Sandler curated several critically acclaimed exhibitions including the "Concrete Expressionism Show" in 1965 at New York University, which featured the work of painters Al Held and Knox Martin and the sculptors Ronald Bladen, George Sugarman and David Weinrib, and "The Prospect Mountain Sculpture Show" in 1977. Many American artists were interviewed by Sandler, including first generation abstract expressionists such as Robert Motherwell, Willem DeKooning, Phillip Guston, and Franz Kline. in 1957 and later pop protagonists such as Tom Wesselmann in 1984. In the 1972 with Trudie Grace he co-founded Artists Space, which helped launch the careers of Judy Pfaff, Barbara Kruger and Cindy Sherman amongst others.

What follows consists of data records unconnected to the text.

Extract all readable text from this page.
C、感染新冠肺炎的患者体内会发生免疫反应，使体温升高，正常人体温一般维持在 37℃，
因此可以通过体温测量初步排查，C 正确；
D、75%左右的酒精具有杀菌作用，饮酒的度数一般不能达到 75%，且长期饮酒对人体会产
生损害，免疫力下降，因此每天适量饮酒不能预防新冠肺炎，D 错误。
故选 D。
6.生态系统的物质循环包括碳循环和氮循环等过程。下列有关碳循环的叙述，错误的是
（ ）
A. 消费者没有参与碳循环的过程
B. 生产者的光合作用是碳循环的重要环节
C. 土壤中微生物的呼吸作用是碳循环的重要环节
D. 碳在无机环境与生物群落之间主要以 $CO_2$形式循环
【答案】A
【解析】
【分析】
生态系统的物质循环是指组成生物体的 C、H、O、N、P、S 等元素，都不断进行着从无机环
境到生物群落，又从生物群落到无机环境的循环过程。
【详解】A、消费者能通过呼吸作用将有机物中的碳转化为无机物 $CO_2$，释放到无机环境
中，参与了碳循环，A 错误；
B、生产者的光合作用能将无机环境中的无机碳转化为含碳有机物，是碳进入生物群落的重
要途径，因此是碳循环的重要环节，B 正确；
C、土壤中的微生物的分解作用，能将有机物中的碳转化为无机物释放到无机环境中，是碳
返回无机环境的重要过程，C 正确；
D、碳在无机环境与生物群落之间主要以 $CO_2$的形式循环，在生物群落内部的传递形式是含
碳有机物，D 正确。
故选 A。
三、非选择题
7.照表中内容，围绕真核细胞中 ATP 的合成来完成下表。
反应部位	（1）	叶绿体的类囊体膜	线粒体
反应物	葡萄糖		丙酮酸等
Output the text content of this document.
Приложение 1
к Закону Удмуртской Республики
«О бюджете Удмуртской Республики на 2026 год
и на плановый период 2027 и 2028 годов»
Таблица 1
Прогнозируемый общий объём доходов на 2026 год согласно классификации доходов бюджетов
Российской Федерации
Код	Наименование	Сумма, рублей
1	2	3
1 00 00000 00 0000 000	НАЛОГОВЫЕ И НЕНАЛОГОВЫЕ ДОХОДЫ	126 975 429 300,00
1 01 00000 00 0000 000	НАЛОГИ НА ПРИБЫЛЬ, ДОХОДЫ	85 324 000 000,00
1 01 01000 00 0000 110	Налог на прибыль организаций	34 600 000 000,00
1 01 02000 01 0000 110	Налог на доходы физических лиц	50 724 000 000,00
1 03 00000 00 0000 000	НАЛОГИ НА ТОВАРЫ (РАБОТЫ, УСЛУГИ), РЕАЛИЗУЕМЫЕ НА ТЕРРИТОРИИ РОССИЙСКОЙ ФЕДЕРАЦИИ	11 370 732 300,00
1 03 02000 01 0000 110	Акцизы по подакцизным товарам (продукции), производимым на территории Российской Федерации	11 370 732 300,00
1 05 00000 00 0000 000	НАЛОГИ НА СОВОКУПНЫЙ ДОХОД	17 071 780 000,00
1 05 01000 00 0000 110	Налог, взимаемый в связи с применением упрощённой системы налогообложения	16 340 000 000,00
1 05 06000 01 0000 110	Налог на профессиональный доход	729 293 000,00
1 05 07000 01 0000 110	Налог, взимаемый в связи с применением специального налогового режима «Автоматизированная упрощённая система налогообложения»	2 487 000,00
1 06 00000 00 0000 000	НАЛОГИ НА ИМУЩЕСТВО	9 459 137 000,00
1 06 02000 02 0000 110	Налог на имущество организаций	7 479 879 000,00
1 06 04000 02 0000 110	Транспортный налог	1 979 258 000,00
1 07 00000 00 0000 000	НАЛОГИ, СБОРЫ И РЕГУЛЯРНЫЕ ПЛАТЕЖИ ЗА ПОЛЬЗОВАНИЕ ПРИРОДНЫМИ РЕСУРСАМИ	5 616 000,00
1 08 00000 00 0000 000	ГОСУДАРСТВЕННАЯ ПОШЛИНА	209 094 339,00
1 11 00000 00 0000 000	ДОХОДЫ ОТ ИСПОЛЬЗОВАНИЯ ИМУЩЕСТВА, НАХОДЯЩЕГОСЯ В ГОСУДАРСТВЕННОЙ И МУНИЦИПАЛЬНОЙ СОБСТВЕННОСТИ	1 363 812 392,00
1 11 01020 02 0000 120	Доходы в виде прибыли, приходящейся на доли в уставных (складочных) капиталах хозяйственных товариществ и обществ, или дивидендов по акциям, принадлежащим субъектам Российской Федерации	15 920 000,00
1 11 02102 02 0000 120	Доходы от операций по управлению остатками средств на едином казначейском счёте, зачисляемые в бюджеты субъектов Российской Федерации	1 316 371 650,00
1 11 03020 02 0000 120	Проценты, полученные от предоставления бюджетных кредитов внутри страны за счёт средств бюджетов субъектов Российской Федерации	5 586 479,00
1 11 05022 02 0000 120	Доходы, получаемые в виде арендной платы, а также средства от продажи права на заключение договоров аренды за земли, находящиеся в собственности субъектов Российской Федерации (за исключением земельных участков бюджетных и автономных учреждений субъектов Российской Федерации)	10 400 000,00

As indicated in the bibliography below, Sandler authored several monographs on individual artists as well as a sweeping, four-volume survey of "postmodern art", The New York School: The Painters and Sculptors of the Fifties, American Art of the 1960s, and Art of the Postmodern Era: From the Late 1960s to the Early 1990s. Robert Storr has described the history, "Narrative, untheoretical--at times antitheoretical--and unapologetically focused not just on what happened in the United States but principally on what happened in Manhattan, Sandler's surveys have been widely criticized but even more widely used, not least because they are readable and deeply informed by their author's unrivaled access to the artists and art-worldings about whom he writes." Sandler continued to write on art during his final years and was concerned with allowing certain aspects of New York painting to be reassessed, as with his work on Esteban Vicente. In 2009 he published Abstract Expressionism and the American Experience: a Reevaluation.
Sandler died on June 2, 2018, at the age of 92.